Bad weather? Work is not canceled on a ranch!
This morning, I headed out early to take care of 100 new calves delivered to our barnyard pen. Yesterday was a beautiful sunny day, and we set up the pen to have fresh water in tubs on one side, clean hay in feeders around the pen and feed bunks ready to fill and teach the calves to come to the bunks to eat. The calves were happy and clean and drinking and eating right away.
Today is a totally different story. I woke to soft drizzle, overcast skies and cold temperatures. In short, it is the kind of day I'd rather just snuggle back into a blanket and read a book. But those calves needed me! So I drug myself out of bed, dressed in long underwear beneath my jeans, pulled on a couple of hooded sweatshirts (hoodies, my kids tell me they are called) and then found my knee-high mud boots. The calves needed their water refilled, feed bunks filled and, while I walked through them looking for sickness or even discomfort, I decided to roll out some warm, clean straw for bedding. They do have access to a barn where they can get in out of the rain, but calves are often more comfortable outside. The barn had a few in it, but when I arrived and started walking through them, they curiously came out and started following me around the pen.
One of the most important jobs of raising a set of calves is training them to accept humans. Often people comment on how tame my cattle are. That is important to me. If they are comfortable around people, they are easier to work with, check for sickness, and safer all around. So during the first few days that I have them in our barnyard, I take time each day to stand in the midst of them, let them sneak up to me, lick my jeans or boots, and generally get comfortable with me. I liken a pen of calves to a group of grade-schoolers daring each other to get close to a new kid or something to play with. They follow the boldest individual in walking right up to it then, stopping just a few feet away, reach out to try to touch it. They often seem afraid, but dare each other to get closer! Eventually one calf will end up jumping as I reach to scratch my nose or shift my position for some reason and they will all bolt away a few feet.

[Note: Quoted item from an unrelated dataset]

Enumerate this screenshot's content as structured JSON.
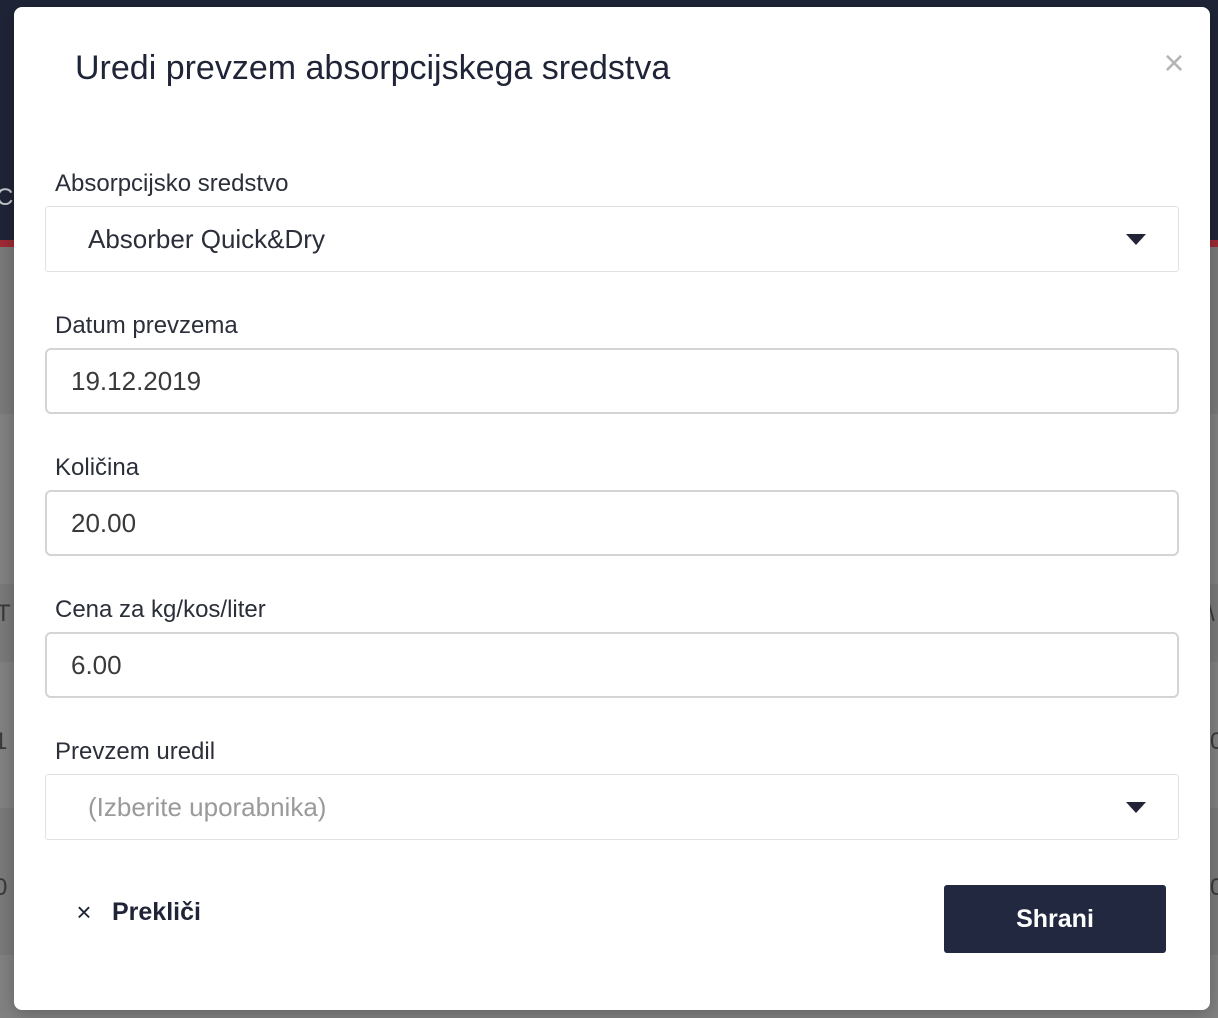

This job is called imprinting--it is this first experience with people that these calves will remember. I want them to see me as no threat, and as the source of pleasure for them. Imprinting takes a lot of time out of my day for nearly a week. Most days, I enjoy the job, but today it is nearly miserable weather and I can only think that I'd rather be inside. But I do it anyway. So this morning, as the water tank filled, I sat on the edge of the feed bunk as calves started to creep closer from all sides. Soon I felt one licking the back of my sweatshirt...pulling on my hood with its long, rough tongue. I shifted slightly and the calves in front of me jumped back a foot or two, but the one behind me didn't stop licking! Soon calves all around me were close enough to touch again, but I sat frozen and let them reach out. They either sniffed me with wide nostrils or stuck out their tongues to taste my jeans or sweatshirt. Then, suddenly, the calf behind me pulled off my hood and I instictively reached up quickly to put it back on my head in the rain...all the calves bolted away and watched me warily from a distance of 10 feet! This game of red light-green light continued until the water tank was filled and I moved on to the next chore that needed doing.
The rain has continued all day long, and each time I return to the pen with the new calves, I take the time to talk to them and let them get to know me despite the weather. This weather makes me realize that it is fall and winter is just around the corner. We have worked hard all summer to stockpile hay to feed the cows when the grass runs out of nutrients in the cold weather. We also have straw for bedding in stacks, wind breaks built to shelter cows and newborn calves and the tractors are serviced so they will continue to be our most important tool in the job of feeding cattle in the winter.
I've heard stories of dairy producers who feed the cattle first on Christmas Day before their kids can open any presents, of cattle ranchers who spend entire nights out with heifers calving in ice storms to save calves who would otherwise freeze to death, and even cowboys who put calves in their bathtub to warm them up. None of these are uncommon stories to farmers and ranchers. We do not like the cold weather any more than any others, but we have a responsibility to the livestock we care for to provide for them. We are dedicated to them. I CHOSE this line of work. I chose to do what my parents and grandparents did and raise cattle. I do not love the cold, wet days, but I do love the way of life and the responsibility I have to care for these creatures in the best way I can. I am blessed to be a cattle rancher, but I do wish winter weren't right around the corner!